- Other names: Yowiko
- Employer: Shochiku Geino

Comedy career
- Years active: 1990–present
- Genre: Owarai
- Members: Masaru Hamaguchi (tsukkomi); Shinya Arino (boke);
- Website: www.shochikugeino.co.jp/talents/yoiko/

Notes
- Same year/generation as: Ninety-nine TKO Hanamaru-Daikichi Hakata

= Yoiko (comedy duo) =

Japanese double act from Osaka also known as "Yoiko"

Yoiko (よゐこ, Yowiko) (Note: "Yowiko" is pronounced "Yoiko" as "wi" (ゐ) is nearly-obsolete kana that merged into the "i" (い) sound in contemporary Japanese.) is a Japanese comic duo from Konohana-ku, Osaka that is employed by the comedy talent agency Shochiku Geino.

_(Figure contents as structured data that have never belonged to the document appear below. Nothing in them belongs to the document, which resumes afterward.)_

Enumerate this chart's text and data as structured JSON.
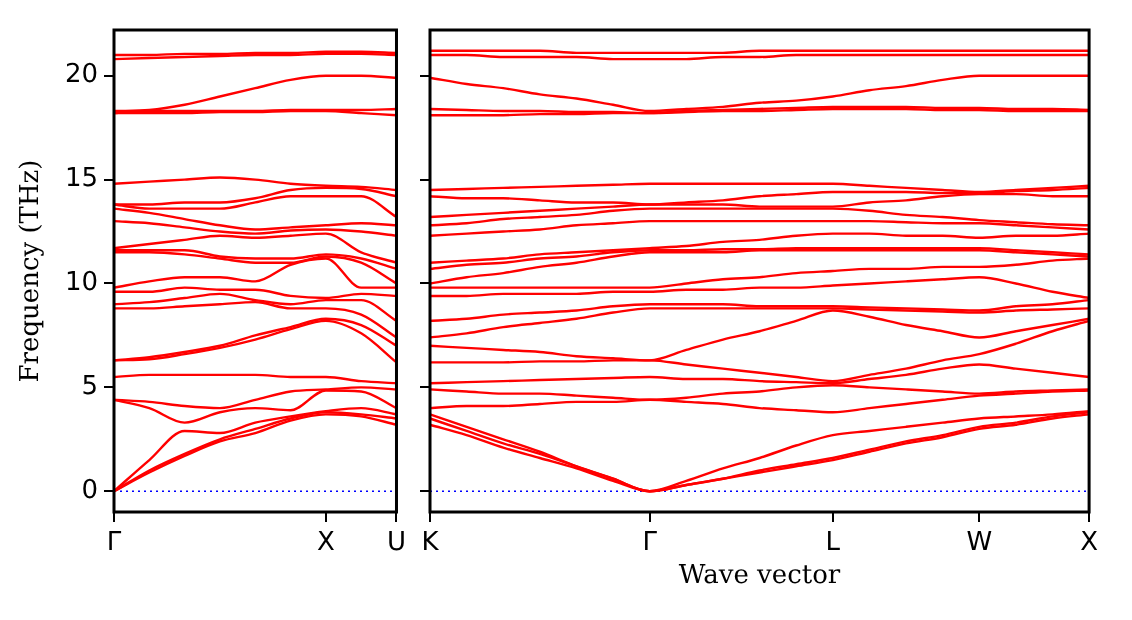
{
  "chart_data": [
    {
      "type": "line",
      "ylabel": "Frequency (THz)",
      "categories": [
        "Γ",
        null,
        null,
        null,
        null,
        null,
        "X",
        null,
        "U"
      ],
      "ylim": [
        -1,
        22.2
      ],
      "yticks": [
        0,
        5,
        10,
        15,
        20
      ],
      "grid": false,
      "legend": false,
      "marker": "none",
      "ref_lines": [
        {
          "axis": "y",
          "value": 0,
          "color": "#0000ff",
          "line_style": "dotted"
        }
      ],
      "series": [
        {
          "color": "#ff0000",
          "values": [
            0,
            0.9,
            1.7,
            2.4,
            2.8,
            3.4,
            3.7,
            3.6,
            3.2
          ]
        },
        {
          "color": "#ff0000",
          "values": [
            0,
            1.0,
            1.8,
            2.5,
            3.0,
            3.5,
            3.8,
            3.7,
            3.5
          ]
        },
        {
          "color": "#ff0000",
          "values": [
            0,
            1.5,
            2.9,
            2.8,
            3.3,
            3.6,
            3.85,
            4.0,
            3.7
          ]
        },
        {
          "color": "#ff0000",
          "values": [
            4.4,
            4.0,
            3.3,
            3.8,
            4.0,
            3.9,
            4.85,
            4.8,
            4.0
          ]
        },
        {
          "color": "#ff0000",
          "values": [
            4.4,
            4.3,
            4.1,
            4.0,
            4.4,
            4.8,
            4.9,
            5.0,
            4.9
          ]
        },
        {
          "color": "#ff0000",
          "values": [
            5.5,
            5.6,
            5.6,
            5.6,
            5.6,
            5.5,
            5.5,
            5.3,
            5.2
          ]
        },
        {
          "color": "#ff0000",
          "values": [
            6.3,
            6.35,
            6.6,
            6.9,
            7.3,
            7.8,
            8.2,
            7.6,
            6.2
          ]
        },
        {
          "color": "#ff0000",
          "values": [
            6.3,
            6.45,
            6.7,
            7.0,
            7.5,
            7.9,
            8.3,
            8.0,
            7.0
          ]
        },
        {
          "color": "#ff0000",
          "values": [
            8.8,
            8.8,
            8.9,
            9.0,
            9.1,
            8.8,
            8.8,
            8.5,
            7.4
          ]
        },
        {
          "color": "#ff0000",
          "values": [
            9.0,
            9.1,
            9.3,
            9.5,
            9.2,
            9.0,
            9.2,
            9.2,
            8.2
          ]
        },
        {
          "color": "#ff0000",
          "values": [
            9.6,
            9.6,
            9.8,
            9.7,
            9.7,
            9.4,
            9.3,
            9.5,
            9.4
          ]
        },
        {
          "color": "#ff0000",
          "values": [
            9.8,
            10.1,
            10.3,
            10.3,
            10.1,
            10.9,
            11.2,
            9.8,
            9.8
          ]
        },
        {
          "color": "#ff0000",
          "values": [
            11.5,
            11.5,
            11.4,
            11.2,
            11.0,
            11.0,
            11.3,
            11.0,
            10.0
          ]
        },
        {
          "color": "#ff0000",
          "values": [
            11.6,
            11.6,
            11.6,
            11.3,
            11.2,
            11.2,
            11.4,
            11.2,
            10.7
          ]
        },
        {
          "color": "#ff0000",
          "values": [
            11.7,
            11.9,
            12.1,
            12.3,
            12.2,
            12.3,
            12.4,
            11.5,
            11.0
          ]
        },
        {
          "color": "#ff0000",
          "values": [
            13.0,
            12.9,
            12.7,
            12.5,
            12.4,
            12.55,
            12.6,
            12.5,
            12.3
          ]
        },
        {
          "color": "#ff0000",
          "values": [
            13.6,
            13.4,
            13.1,
            12.8,
            12.6,
            12.7,
            12.8,
            12.9,
            12.8
          ]
        },
        {
          "color": "#ff0000",
          "values": [
            13.8,
            13.6,
            13.6,
            13.6,
            13.9,
            14.2,
            14.2,
            14.2,
            13.2
          ]
        },
        {
          "color": "#ff0000",
          "values": [
            13.8,
            13.8,
            13.9,
            13.9,
            14.1,
            14.5,
            14.6,
            14.55,
            14.2
          ]
        },
        {
          "color": "#ff0000",
          "values": [
            14.8,
            14.9,
            15.0,
            15.1,
            15.0,
            14.8,
            14.7,
            14.65,
            14.5
          ]
        },
        {
          "color": "#ff0000",
          "values": [
            18.2,
            18.2,
            18.2,
            18.25,
            18.25,
            18.3,
            18.3,
            18.2,
            18.1
          ]
        },
        {
          "color": "#ff0000",
          "values": [
            18.2,
            18.3,
            18.3,
            18.3,
            18.3,
            18.35,
            18.35,
            18.35,
            18.4
          ]
        },
        {
          "color": "#ff0000",
          "values": [
            18.3,
            18.35,
            18.6,
            19.0,
            19.4,
            19.8,
            20.0,
            20.0,
            19.9
          ]
        },
        {
          "color": "#ff0000",
          "values": [
            20.8,
            20.85,
            20.9,
            20.95,
            21.0,
            21.0,
            21.05,
            21.05,
            21.0
          ]
        },
        {
          "color": "#ff0000",
          "values": [
            21.0,
            21.0,
            21.05,
            21.05,
            21.1,
            21.1,
            21.15,
            21.15,
            21.1
          ]
        }
      ]
    },
    {
      "type": "line",
      "xlabel": "Wave vector",
      "categories": [
        "K",
        null,
        null,
        null,
        null,
        null,
        "Γ",
        null,
        null,
        null,
        null,
        "L",
        null,
        null,
        null,
        "W",
        null,
        null,
        "X"
      ],
      "ylim": [
        -1,
        22.2
      ],
      "yticks": [
        0,
        5,
        10,
        15,
        20
      ],
      "tick_labels": "x",
      "grid": false,
      "legend": false,
      "marker": "none",
      "ref_lines": [
        {
          "axis": "y",
          "value": 0,
          "color": "#0000ff",
          "line_style": "dotted"
        }
      ],
      "series": [
        {
          "color": "#ff0000",
          "values": [
            3.2,
            2.7,
            2.1,
            1.6,
            1.1,
            0.5,
            0,
            0.3,
            0.6,
            0.9,
            1.2,
            1.5,
            1.9,
            2.3,
            2.6,
            3.0,
            3.2,
            3.5,
            3.7
          ]
        },
        {
          "color": "#ff0000",
          "values": [
            3.5,
            2.9,
            2.3,
            1.8,
            1.2,
            0.6,
            0,
            0.3,
            0.6,
            1.0,
            1.3,
            1.6,
            2.0,
            2.4,
            2.7,
            3.1,
            3.3,
            3.6,
            3.8
          ]
        },
        {
          "color": "#ff0000",
          "values": [
            3.7,
            3.1,
            2.5,
            1.9,
            1.2,
            0.6,
            0,
            0.5,
            1.1,
            1.6,
            2.2,
            2.7,
            2.9,
            3.1,
            3.3,
            3.5,
            3.6,
            3.7,
            3.85
          ]
        },
        {
          "color": "#ff0000",
          "values": [
            4.0,
            4.1,
            4.1,
            4.2,
            4.3,
            4.3,
            4.4,
            4.3,
            4.2,
            4.0,
            3.9,
            3.8,
            4.0,
            4.2,
            4.4,
            4.6,
            4.7,
            4.8,
            4.85
          ]
        },
        {
          "color": "#ff0000",
          "values": [
            4.9,
            4.8,
            4.7,
            4.7,
            4.6,
            4.5,
            4.4,
            4.5,
            4.7,
            4.8,
            5.0,
            5.1,
            5.0,
            4.9,
            4.8,
            4.7,
            4.8,
            4.85,
            4.9
          ]
        },
        {
          "color": "#ff0000",
          "values": [
            5.2,
            5.25,
            5.3,
            5.35,
            5.4,
            5.45,
            5.5,
            5.4,
            5.4,
            5.3,
            5.25,
            5.2,
            5.4,
            5.6,
            5.9,
            6.1,
            5.9,
            5.7,
            5.5
          ]
        },
        {
          "color": "#ff0000",
          "values": [
            6.2,
            6.2,
            6.2,
            6.25,
            6.25,
            6.3,
            6.3,
            6.1,
            5.9,
            5.7,
            5.5,
            5.3,
            5.6,
            5.9,
            6.3,
            6.6,
            7.1,
            7.7,
            8.2
          ]
        },
        {
          "color": "#ff0000",
          "values": [
            7.0,
            6.9,
            6.8,
            6.7,
            6.5,
            6.4,
            6.3,
            6.8,
            7.3,
            7.7,
            8.2,
            8.7,
            8.4,
            8.0,
            7.7,
            7.4,
            7.7,
            8.0,
            8.3
          ]
        },
        {
          "color": "#ff0000",
          "values": [
            7.4,
            7.6,
            7.9,
            8.1,
            8.3,
            8.6,
            8.8,
            8.8,
            8.8,
            8.8,
            8.8,
            8.8,
            8.75,
            8.7,
            8.65,
            8.6,
            8.7,
            8.75,
            8.8
          ]
        },
        {
          "color": "#ff0000",
          "values": [
            8.2,
            8.3,
            8.5,
            8.6,
            8.7,
            8.9,
            9.0,
            9.0,
            9.0,
            8.9,
            8.9,
            8.9,
            8.85,
            8.8,
            8.75,
            8.7,
            8.9,
            9.0,
            9.2
          ]
        },
        {
          "color": "#ff0000",
          "values": [
            9.4,
            9.4,
            9.5,
            9.5,
            9.5,
            9.6,
            9.6,
            9.7,
            9.7,
            9.8,
            9.8,
            9.9,
            10.0,
            10.1,
            10.2,
            10.3,
            10.0,
            9.6,
            9.3
          ]
        },
        {
          "color": "#ff0000",
          "values": [
            9.8,
            9.8,
            9.8,
            9.8,
            9.8,
            9.8,
            9.8,
            10.0,
            10.2,
            10.3,
            10.5,
            10.6,
            10.7,
            10.7,
            10.8,
            10.8,
            10.9,
            11.1,
            11.2
          ]
        },
        {
          "color": "#ff0000",
          "values": [
            10.0,
            10.3,
            10.5,
            10.8,
            11.0,
            11.3,
            11.5,
            11.5,
            11.5,
            11.6,
            11.6,
            11.6,
            11.6,
            11.6,
            11.6,
            11.6,
            11.5,
            11.4,
            11.3
          ]
        },
        {
          "color": "#ff0000",
          "values": [
            10.7,
            10.9,
            11.0,
            11.2,
            11.3,
            11.5,
            11.6,
            11.6,
            11.65,
            11.65,
            11.7,
            11.7,
            11.7,
            11.7,
            11.7,
            11.7,
            11.6,
            11.5,
            11.4
          ]
        },
        {
          "color": "#ff0000",
          "values": [
            11.0,
            11.1,
            11.2,
            11.4,
            11.5,
            11.6,
            11.7,
            11.8,
            12.0,
            12.1,
            12.3,
            12.4,
            12.4,
            12.3,
            12.3,
            12.2,
            12.3,
            12.3,
            12.4
          ]
        },
        {
          "color": "#ff0000",
          "values": [
            12.3,
            12.4,
            12.5,
            12.6,
            12.8,
            12.9,
            13.0,
            13.0,
            13.0,
            13.0,
            13.0,
            13.0,
            13.0,
            12.95,
            12.9,
            12.9,
            12.8,
            12.7,
            12.6
          ]
        },
        {
          "color": "#ff0000",
          "values": [
            12.8,
            12.9,
            13.1,
            13.2,
            13.3,
            13.5,
            13.6,
            13.6,
            13.6,
            13.6,
            13.6,
            13.6,
            13.5,
            13.3,
            13.2,
            13.05,
            12.95,
            12.85,
            12.8
          ]
        },
        {
          "color": "#ff0000",
          "values": [
            13.2,
            13.3,
            13.4,
            13.5,
            13.6,
            13.7,
            13.8,
            13.8,
            13.8,
            13.7,
            13.7,
            13.7,
            13.9,
            14.0,
            14.2,
            14.3,
            14.3,
            14.2,
            14.2
          ]
        },
        {
          "color": "#ff0000",
          "values": [
            14.2,
            14.1,
            14.1,
            14.0,
            13.9,
            13.9,
            13.8,
            13.9,
            14.0,
            14.2,
            14.3,
            14.4,
            14.4,
            14.4,
            14.35,
            14.35,
            14.45,
            14.5,
            14.6
          ]
        },
        {
          "color": "#ff0000",
          "values": [
            14.5,
            14.55,
            14.6,
            14.65,
            14.7,
            14.75,
            14.8,
            14.8,
            14.8,
            14.8,
            14.8,
            14.8,
            14.7,
            14.6,
            14.5,
            14.4,
            14.5,
            14.6,
            14.7
          ]
        },
        {
          "color": "#ff0000",
          "values": [
            18.1,
            18.1,
            18.1,
            18.15,
            18.15,
            18.2,
            18.2,
            18.25,
            18.3,
            18.3,
            18.35,
            18.4,
            18.4,
            18.4,
            18.35,
            18.35,
            18.3,
            18.3,
            18.3
          ]
        },
        {
          "color": "#ff0000",
          "values": [
            18.4,
            18.35,
            18.3,
            18.3,
            18.25,
            18.25,
            18.2,
            18.3,
            18.35,
            18.4,
            18.45,
            18.5,
            18.5,
            18.5,
            18.45,
            18.45,
            18.4,
            18.4,
            18.35
          ]
        },
        {
          "color": "#ff0000",
          "values": [
            19.9,
            19.6,
            19.4,
            19.1,
            18.9,
            18.6,
            18.3,
            18.4,
            18.5,
            18.7,
            18.8,
            19.0,
            19.3,
            19.5,
            19.8,
            20.0,
            20.0,
            20.0,
            20.0
          ]
        },
        {
          "color": "#ff0000",
          "values": [
            21.0,
            21.0,
            20.9,
            20.9,
            20.9,
            20.8,
            20.8,
            20.8,
            20.9,
            20.9,
            21.0,
            21.0,
            21.0,
            21.0,
            21.0,
            21.0,
            21.0,
            21.0,
            21.0
          ]
        },
        {
          "color": "#ff0000",
          "values": [
            21.2,
            21.2,
            21.2,
            21.2,
            21.1,
            21.1,
            21.1,
            21.1,
            21.1,
            21.2,
            21.2,
            21.2,
            21.2,
            21.2,
            21.2,
            21.2,
            21.2,
            21.2,
            21.2
          ]
        }
      ]
    }
  ]
}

Yoiko are known otakus, even appearing on the variety show LINCOLN cosplaying as Char Aznable and Amuro Ray of the Gundam anime series and taking Downtown to Akihabara.

== Members ==
- Shinya Arino (有野 晋哉, Arino Shin'ya) plays the boke. Enjoys anime and video games. Best known for GameCenter CX.
- Masaru Hamaguchi (濱口 優, Hamaguchi Masaru) plays the tsukkomi. Enjoys online games.

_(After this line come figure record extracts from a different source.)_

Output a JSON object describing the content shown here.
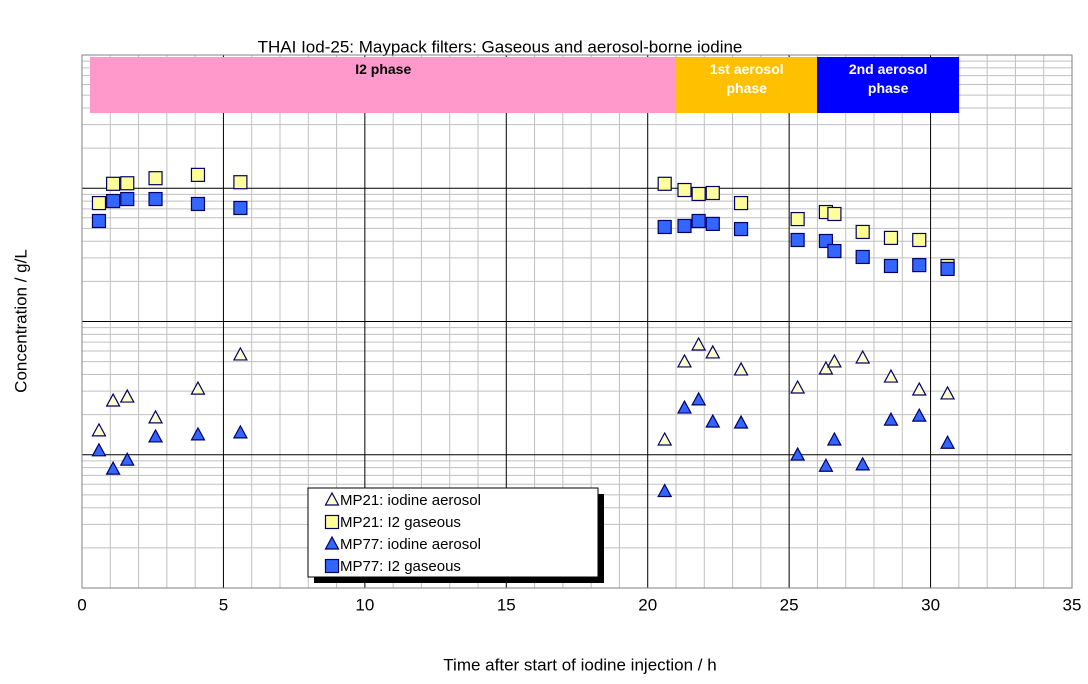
{
  "chart_data": {
    "type": "scatter",
    "title": "THAI Iod-25:  Maypack filters:  Gaseous and aerosol-borne iodine",
    "x_label": "Time after start of iodine injection / h",
    "y_label": "Concentration / g/L",
    "xlim": [
      0,
      35
    ],
    "xticks": [
      0,
      5,
      10,
      15,
      20,
      25,
      30,
      35
    ],
    "ylim": [
      1e-10,
      1e-06
    ],
    "yticks": [
      1e-10,
      1e-09,
      1e-08,
      1e-07,
      1e-06
    ],
    "y_scale": "log",
    "grid": true,
    "legend": "bottom-center",
    "phases": [
      {
        "label": "I2 phase",
        "start": 0.3,
        "end": 21,
        "color": "#ff99cc",
        "text_color": "#000000"
      },
      {
        "label": "1st aerosol phase",
        "start": 21,
        "end": 26,
        "color": "#ffc000",
        "text_color": "#ffffff"
      },
      {
        "label": "2nd aerosol phase",
        "start": 26,
        "end": 31,
        "color": "#0000ff",
        "text_color": "#ffffff"
      }
    ],
    "series": [
      {
        "name": "MP21:  iodine aerosol",
        "marker": "triangle",
        "color": "#ffffcc",
        "x": [
          0.6,
          1.1,
          1.6,
          2.6,
          4.1,
          5.6,
          20.6,
          21.3,
          21.8,
          22.3,
          23.3,
          25.3,
          26.3,
          26.6,
          27.6,
          28.6,
          29.6,
          30.6
        ],
        "values": [
          1.51e-09,
          2.53e-09,
          2.71e-09,
          1.89e-09,
          3.11e-09,
          5.61e-09,
          1.29e-09,
          4.97e-09,
          6.66e-09,
          5.81e-09,
          4.33e-09,
          3.17e-09,
          4.4e-09,
          4.97e-09,
          5.32e-09,
          3.83e-09,
          3.06e-09,
          2.86e-09
        ]
      },
      {
        "name": "MP21:  I2 gaseous",
        "marker": "square",
        "color": "#ffff99",
        "x": [
          0.6,
          1.1,
          1.6,
          2.6,
          4.1,
          5.6,
          20.6,
          21.3,
          21.8,
          22.3,
          23.3,
          25.3,
          26.3,
          26.6,
          27.6,
          28.6,
          29.6,
          30.6
        ],
        "values": [
          7.74e-08,
          1.08e-07,
          1.09e-07,
          1.19e-07,
          1.26e-07,
          1.11e-07,
          1.08e-07,
          9.7e-08,
          9.06e-08,
          9.21e-08,
          7.74e-08,
          5.87e-08,
          6.63e-08,
          6.41e-08,
          4.7e-08,
          4.24e-08,
          4.09e-08,
          2.61e-08
        ]
      },
      {
        "name": "MP77:  iodine aerosol",
        "marker": "triangle",
        "color": "#3366ff",
        "x": [
          0.6,
          1.1,
          1.6,
          2.6,
          4.1,
          5.6,
          20.6,
          21.3,
          21.8,
          22.3,
          23.3,
          25.3,
          26.3,
          26.6,
          27.6,
          28.6,
          29.6,
          30.6
        ],
        "values": [
          1.07e-09,
          7.8e-10,
          9.1e-10,
          1.36e-09,
          1.41e-09,
          1.46e-09,
          5.3e-10,
          2.24e-09,
          2.58e-09,
          1.76e-09,
          1.73e-09,
          9.95e-10,
          8.2e-10,
          1.29e-09,
          8.4e-10,
          1.82e-09,
          1.95e-09,
          1.22e-09
        ]
      },
      {
        "name": "MP77:  I2 gaseous",
        "marker": "square",
        "color": "#3366ff",
        "x": [
          0.6,
          1.1,
          1.6,
          2.6,
          4.1,
          5.6,
          20.6,
          21.3,
          21.8,
          22.3,
          23.3,
          25.3,
          26.3,
          26.6,
          27.6,
          28.6,
          29.6,
          30.6
        ],
        "values": [
          5.68e-08,
          8.02e-08,
          8.3e-08,
          8.3e-08,
          7.62e-08,
          7.11e-08,
          5.12e-08,
          5.21e-08,
          5.68e-08,
          5.4e-08,
          4.94e-08,
          4.09e-08,
          4.02e-08,
          3.38e-08,
          3.05e-08,
          2.61e-08,
          2.65e-08,
          2.48e-08
        ]
      }
    ]
  }
}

The duo (kombi) was originally formed under the pretense of Shinya Arino as the boke (stooge) and Masaru Hamaguchi as the tsukkomi (straightman), but as time went on and Hamaguchi's "natural stupidness" started to shine through, the duo became known as "the duo with no real distinction between the boke and the tsukkomi".

== History ==
Though Arino and Hamaguchi attended different schools in their junior high years, they met and became friends through the same juku. They then went to the same senior high school, and upon graduation, Arino became a cook at a hotel. He decided to join Hamaguchi to form a comedy duo when Hamaguchi told him, "If you enter the entertainment world, you'll have a chance at marrying Noriko Sakai." They went with Shōchiku instead of the more famed Yoshimoto because they believed the competition in Yoshimoto was too great and thought they had a better chance at success in Shōchiku.

Their combo name at first was Arino & Hamaguchi, then Namekuji, before settling with Yowiko. The name of the duo incorporates the hiragana "wi" character (ゐ) which has long been phased out of everyday use. While the character historically had a different pronunciation from the common "i" character (い), in modern use and for the many years leading up until it was phased out it was generally accepted that they were pronounced the same. Hence, while a kana transliteration of the combi name would be "Yowiko", a phonetic transliteration would be written "Yoiko". This has been reflected on the official webpage of this owarai.